Naturally, Coover’s criticism of genre films necessitates his own break with the predictability of genre fiction, and Coover uses this departure to communicate the importance of originality and innovation. As the projectionist begins to manipulate films to create new ones (just as Coover manipulates the text), he reflects on the rebelliousness, and importance, of his action: “He . . . feels suddenly like he’s caught out in no-man’s-land on a high trapeze with pie on his face, but he can’t stop . . . . He knows there’s something corrupt, maybe even dangerous, about this collapsing of boundaries, but it’s also liberating, augmenting his film library exponentially. And it is also necessary” (23). Coover emphasizes the importance, and the necessity, of experimentation, of breaking with formula, and of remembering that film is, after all, fiction.

Although the theme of money is less pervasive than that of formula, Coover briefly mentions it toward the end of the story, combining it with the condemnation of formula. As the projectionist is waiting to be executed alongside many stock film characters, “[a] voice on the public address system is...describing them all as . . . ‘abominable parvenus of iconic transactions’” (35-36).
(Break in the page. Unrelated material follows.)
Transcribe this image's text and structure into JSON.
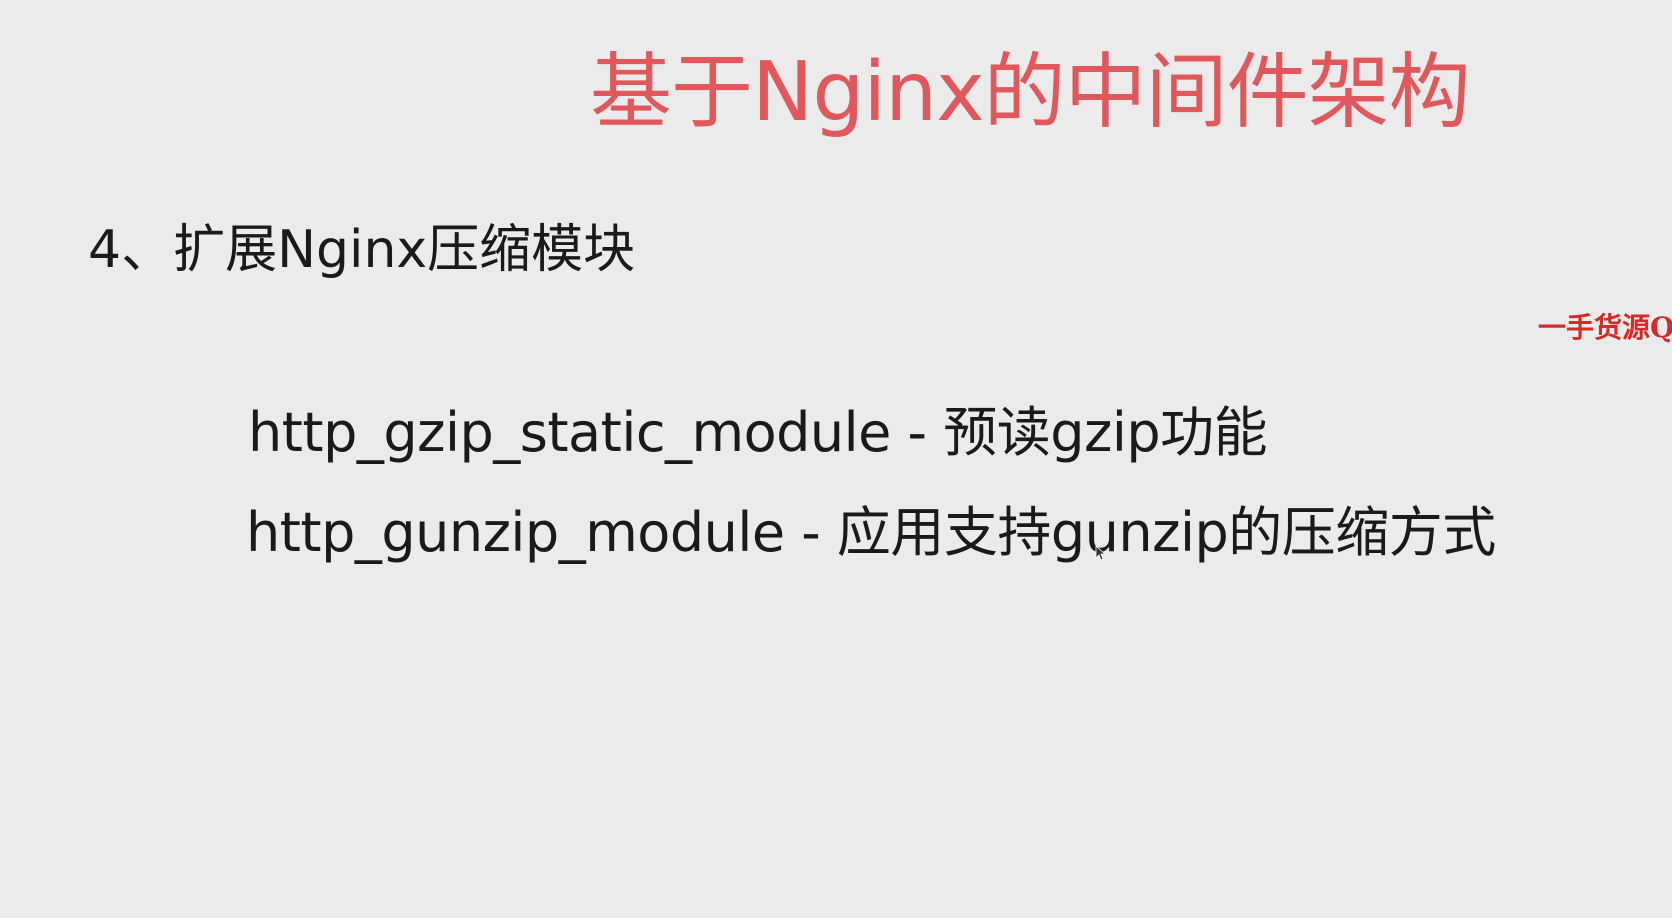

Although the phrase “parvenus of iconic transactions” seems literally meaningless, it suggests that the characters in the auditorium (movie stars) have sold out, trading their integrity for fame. (The phrase also, like “Purviews of Cunning Abstractions,” echoes “Previews of Coming Attractions,” illustrating once again Coover’s technique of twisting meaning and language to create something new.)

More important than the criticism of formulaic films, however, is the “collapsing of boundaries” (“Phantom” 23) between the fictional world and the real world, an idea that Sherlock, Jr. and “The Phantom of the Movie Palace” both explore, which provides the audience with a new view of what constitutes reality. Does the imaginary world become a reality for those who immerse themselves in it? Keaton and Coover suggest that it might by juxtaposing real life with the fantasy world of film.
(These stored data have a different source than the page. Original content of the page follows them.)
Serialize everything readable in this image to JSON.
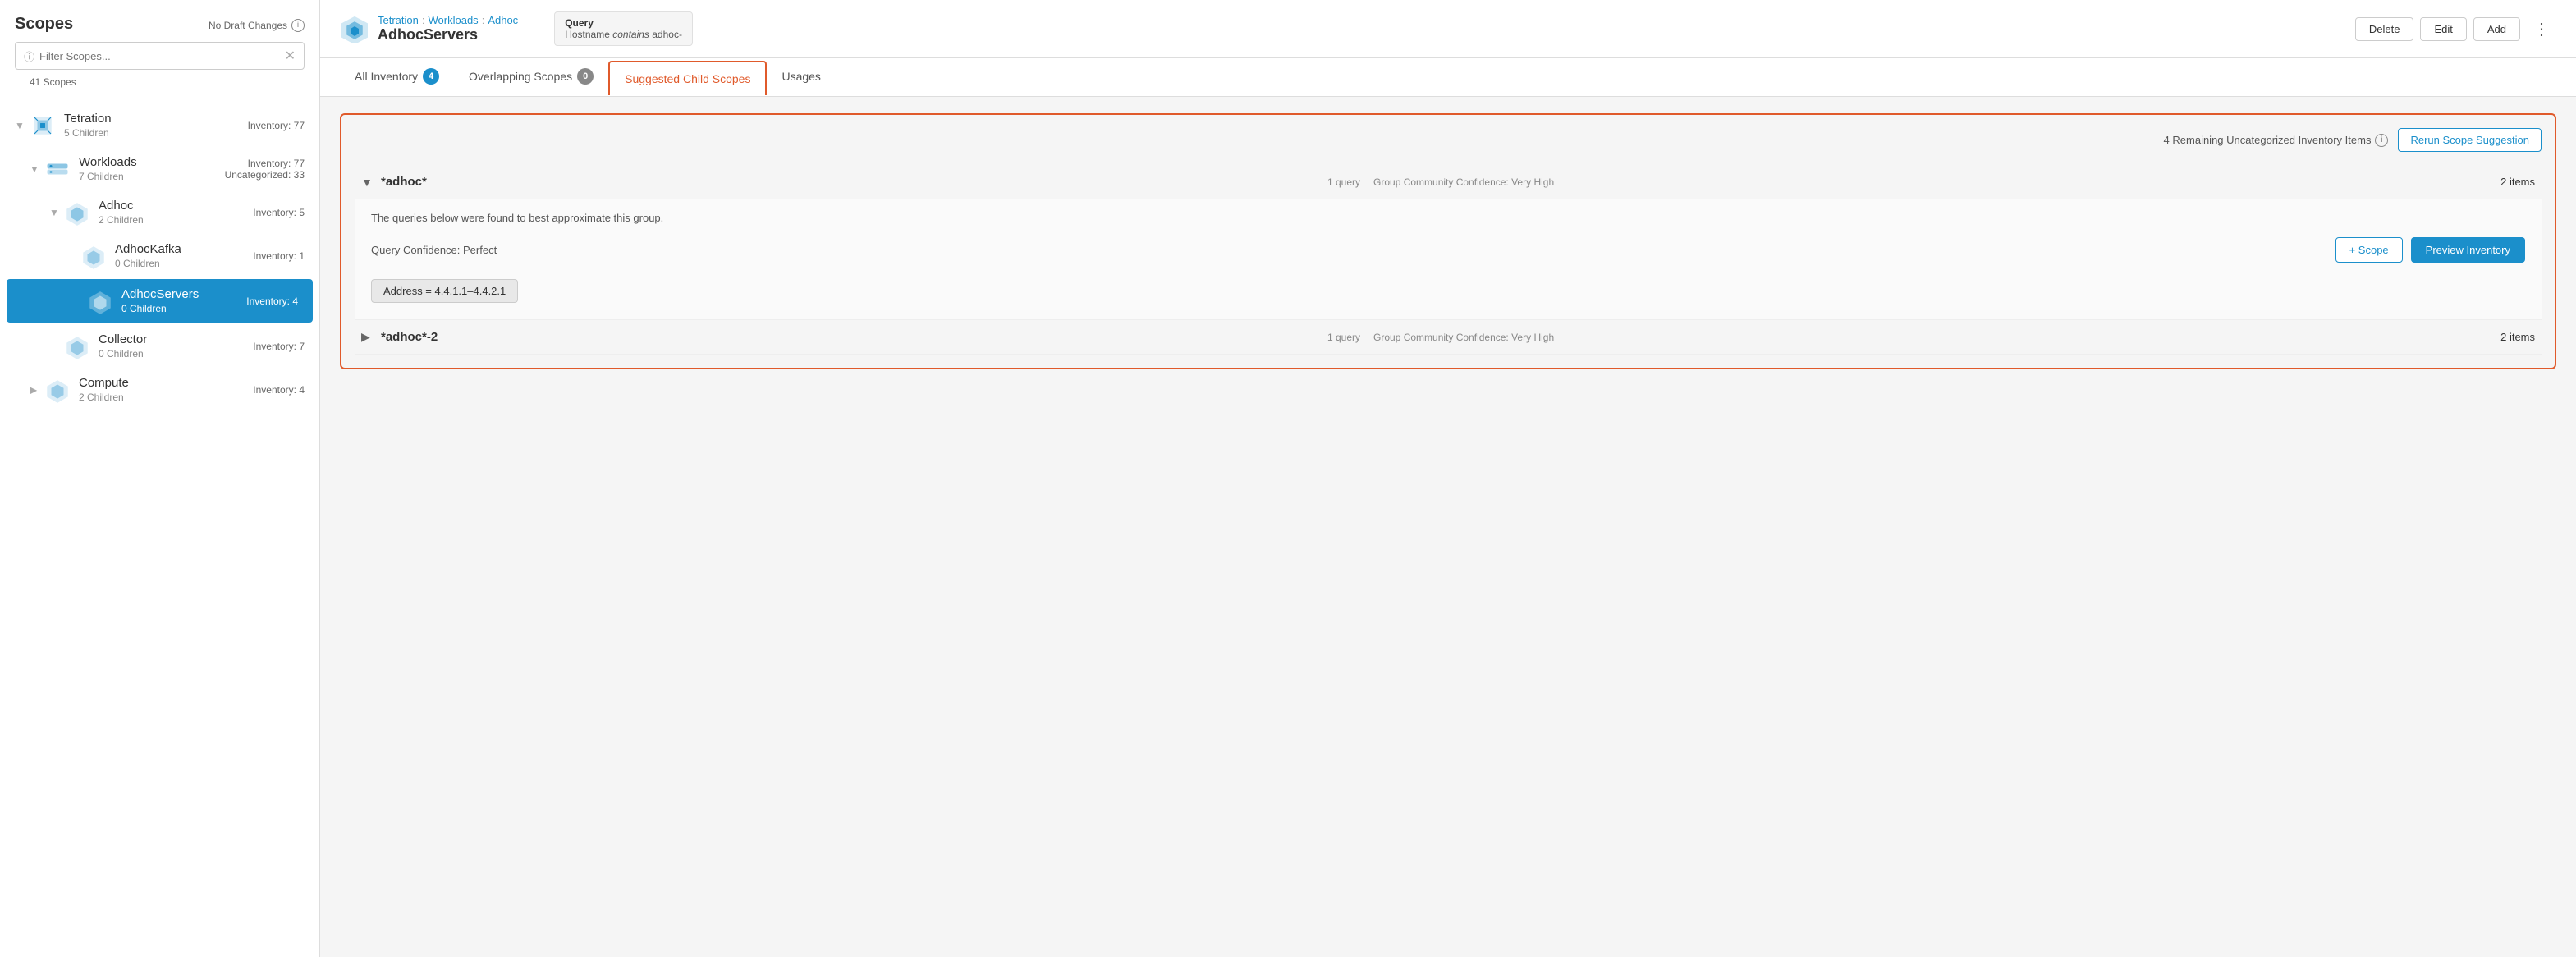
{
  "sidebar": {
    "title": "Scopes",
    "draft_notice": "No Draft Changes",
    "search_placeholder": "Filter Scopes...",
    "scope_count": "41 Scopes",
    "scopes": [
      {
        "id": "tetration",
        "name": "Tetration",
        "children_count": "5 Children",
        "inventory": "Inventory: 77",
        "indent": 0,
        "expanded": true,
        "icon": "cube"
      },
      {
        "id": "workloads",
        "name": "Workloads",
        "children_count": "7 Children",
        "inventory": "Inventory: 77",
        "uncategorized": "Uncategorized: 33",
        "indent": 1,
        "expanded": true,
        "icon": "stack"
      },
      {
        "id": "adhoc",
        "name": "Adhoc",
        "children_count": "2 Children",
        "inventory": "Inventory: 5",
        "indent": 2,
        "expanded": true,
        "icon": "cube-small"
      },
      {
        "id": "adhockafka",
        "name": "AdhocKafka",
        "children_count": "0 Children",
        "inventory": "Inventory: 1",
        "indent": 3,
        "icon": "cube-small"
      },
      {
        "id": "adhocservers",
        "name": "AdhocServers",
        "children_count": "0 Children",
        "inventory": "Inventory: 4",
        "indent": 3,
        "active": true,
        "icon": "cube-small"
      },
      {
        "id": "collector",
        "name": "Collector",
        "children_count": "0 Children",
        "inventory": "Inventory: 7",
        "indent": 2,
        "icon": "cube-small"
      },
      {
        "id": "compute",
        "name": "Compute",
        "children_count": "2 Children",
        "inventory": "Inventory: 4",
        "indent": 1,
        "icon": "cube-small",
        "has_right_chevron": true
      }
    ]
  },
  "header": {
    "breadcrumb": [
      "Tetration",
      "Workloads",
      "Adhoc"
    ],
    "scope_name": "AdhocServers",
    "query_label": "Query",
    "query_text": "Hostname contains adhoc-",
    "query_contains_keyword": "contains",
    "buttons": {
      "delete": "Delete",
      "edit": "Edit",
      "add": "Add"
    }
  },
  "tabs": [
    {
      "id": "all-inventory",
      "label": "All Inventory",
      "badge": "4",
      "badge_zero": false
    },
    {
      "id": "overlapping-scopes",
      "label": "Overlapping Scopes",
      "badge": "0",
      "badge_zero": true
    },
    {
      "id": "suggested-child-scopes",
      "label": "Suggested Child Scopes",
      "active": true
    },
    {
      "id": "usages",
      "label": "Usages"
    }
  ],
  "suggested": {
    "remaining_text": "4 Remaining Uncategorized Inventory Items",
    "rerun_btn": "Rerun Scope Suggestion",
    "items": [
      {
        "id": "adhoc-star",
        "name": "*adhoc*",
        "query_count": "1 query",
        "confidence": "Group Community Confidence: Very High",
        "items_count": "2 items",
        "expanded": true,
        "description": "The queries below were found to best approximate this group.",
        "query_confidence": "Query Confidence: Perfect",
        "query_tag": "Address = 4.4.1.1–4.4.2.1",
        "add_scope_label": "+ Scope",
        "preview_label": "Preview Inventory"
      },
      {
        "id": "adhoc-star-2",
        "name": "*adhoc*-2",
        "query_count": "1 query",
        "confidence": "Group Community Confidence: Very High",
        "items_count": "2 items",
        "expanded": false
      }
    ]
  }
}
Coover once said: “The world itself being a construct of fiction, I believe the fiction maker’s function is to furnish better fictions with which we can reform our notion of things” (149-50). Clearly, Buster Keaton’s film gave Coover a new “notion” of the relationship between fiction and reality, and Coover’s story is an attempt to provide his reader with that same reformed idea, using the same plot and even the same character that Keaton used to do so. Just as Coover has his projectionist beheaded at the conclusion of  “The Phantom of the Movie Palace” because “it’s all in [his] mind,” Coover also destroys his reader’s ideas about the boundaries between fiction and reality by showing that those boundaries sometimes only exist in our minds (36). Doing so gives the reader a “reform[ed] notion of” fiction, and since it does, Coover has truly served his “function” as a fiction maker.

 

Works Cited

Coover, Robert. “The Phantom of the Movie Palace.” A Night at the Movies. 2nd ed. Normal, IL: Dalkey, 1997. 13-36.

 ---. “Sherlock, Jr.” Writers at the Movies. Ed. Jim Shepard. New York: Harper, 2000. 68-70.

Cope, Jackson I. Robert Coover’s Fictions. Baltimore: Johns Hopkins UP, 1986.

Gado, Frank, ed. First Person: Conversations on Writers and Writing. Schenectady, NY: Union College P, 1973. 142-159.

Kennedy, Thomas E. Robert Coover: A Study of the Short Fiction. Twayne’s Studies in Short Fiction Series, No. 38. New York: Twayne, 1992.